The final straw for him was the removal of Stotz's name from a scoreboard. Marchese was working as a security officer at the (Little League Baseball) World Series when he noticed the change.
"They had the board in honor of Carl and the next thing I know they take down his name and put this bank (name) up instead," Marchese said.
The lack of recognition drove Marchese to seek some other way to recognize Stotz, Little League's founder. He decided the best way would be for a commemorative stamp to be produced with Stotz' likeness.
Creating a stamp is a familiar process Marchese. He was the creator and the driving force behind the creation of a Smokey Bear stamp. Marchese wrote to the United States Postal Service and initially was denied because the USPS felt that Smokey was being phased out. Marchese dug his heels in and waged a seven-year campaign. Eventually the stamp was approved in 1983 and sold in 1984.
In 2010 Marchese began the process of getting Stotz approved for a stamp.

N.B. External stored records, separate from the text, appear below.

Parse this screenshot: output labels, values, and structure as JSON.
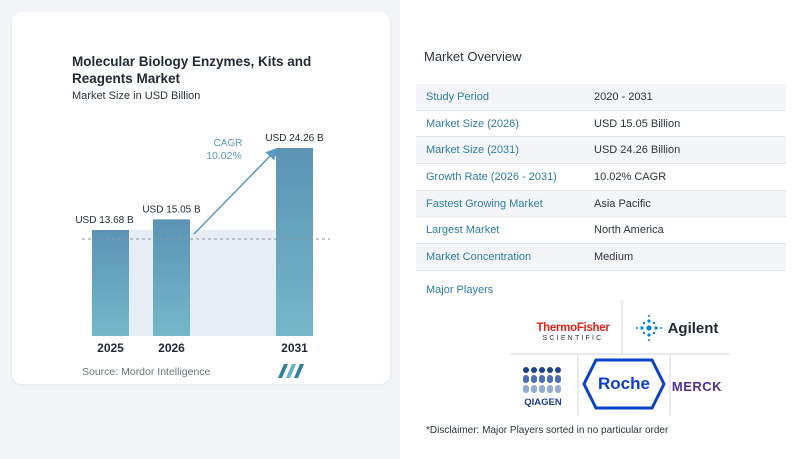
{
  "chart_data": {
    "type": "bar",
    "title": "Molecular Biology Enzymes, Kits and Reagents Market",
    "subtitle": "Market Size in USD Billion",
    "categories": [
      "2025",
      "2026",
      "2031"
    ],
    "values": [
      13.68,
      15.05,
      24.26
    ],
    "value_labels": [
      "USD 13.68 B",
      "USD 15.05 B",
      "USD 24.26 B"
    ],
    "cagr_label": "CAGR",
    "cagr_value": "10.02%",
    "colors": {
      "bar_top": "#5b93b5",
      "bar_bottom": "#74b8c9",
      "band": "#e6edf5",
      "arrow": "#5a9ac0"
    }
  },
  "source": "Source:  Mordor Intelligence",
  "overview": {
    "title": "Market Overview",
    "rows": [
      {
        "key": "Study Period",
        "value": "2020 - 2031"
      },
      {
        "key": "Market Size (2026)",
        "value": "USD 15.05 Billion"
      },
      {
        "key": "Market Size (2031)",
        "value": "USD 24.26 Billion"
      },
      {
        "key": "Growth Rate (2026 - 2031)",
        "value": "10.02% CAGR"
      },
      {
        "key": "Fastest Growing Market",
        "value": "Asia Pacific"
      },
      {
        "key": "Largest Market",
        "value": "North America"
      },
      {
        "key": "Market Concentration",
        "value": "Medium"
      }
    ]
  },
  "players": {
    "title": "Major Players",
    "thermo": {
      "line1": "ThermoFisher",
      "line2": "SCIENTIFIC"
    },
    "agilent": "Agilent",
    "qiagen": "QIAGEN",
    "roche": "Roche",
    "merck": "MERCK"
  },
  "disclaimer": "*Disclaimer: Major Players sorted in no particular order"
}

"I sat down and got my typewriter out and wrote a personal letter. I don't believe in form letters. Lots of people don't respect a form letter and just throw it away," Marchese said. "Besides, I love writing letters."
Marchese's plan came to a halt though when he received a letter threatening him with legal action.
"I got this letter from somebody over in Lewisburg who threatened to take me to court if I didn't stop," Marchese said. "They did not want a stamp of Mr. Stotz. They wanted a stamp of the founders."
He stopped his project but something unsettled him about the whole affair.
"My wife said that sometimes you lose the battle but win the war, but this time she said I lost the war ... and I thought 'like hell I did!'" Marchese said.
Instead of giving up the fight, Marchese turned the Internet and local libraries. For the next three years he researched Stotz extensively, including Stotz' contribution to the founding of Little League.
As Marchese researched, his conviction for his project grew. He was firmly convinced that Stotz deserved recognition and decided that, despite the previous legal threat, he was going through with his stamp project.
"The whole thing irritated me. If they can prove to me that Carl Stotz isn't the father of Little League then I'll drop the project, but they can't," Marchese said.
Last November the typewriter came back out and this time Marchese sent letters not only to the USPS but also several elected officials including Sen. Pat Toomey, R-Zionsville; U.S. Rep. Tom Marino, R-Cogan Station; and U.S. Rep. Glen "GT" Thompson, R-Howard. He didn't receive a response back from any of the elected officials but he did hear back from the USPS.
On March 13, Marchese received a letter from Mary Anne Penner, USPS manager of stamp development, informing him that Stotz is under consideration by the Citizens' Stamp Advisory Committee for a future stamp issuance.
"This is a good sign," Marchese said. "I didn't receive confirmation like this when I working on the Smokey Bear stamp."
Marchese now is waiting on official word as to whether or not the stamp will be created. If a Stotz stamp is approved, it most likely would be issued in 2015, according to Marchese. He said if the stamp is approved he would like to see it initially revealed at the Original League field on West Fourth Street.
Like a true strategist, Marchese also has a backup plan if the stamp is denied.
"I'll write another letter. I'll write to everyone who has anything to do with baseball. If I have to write to every Little League team in the nation, that's what I'll do," Marchese said. "If they want to take me to court I'm willing to go, too."
Marchese's battle to have Stotz immortalized on a stamp coincides with the 75th anniversary of Little League but he said that doesn't matter to him.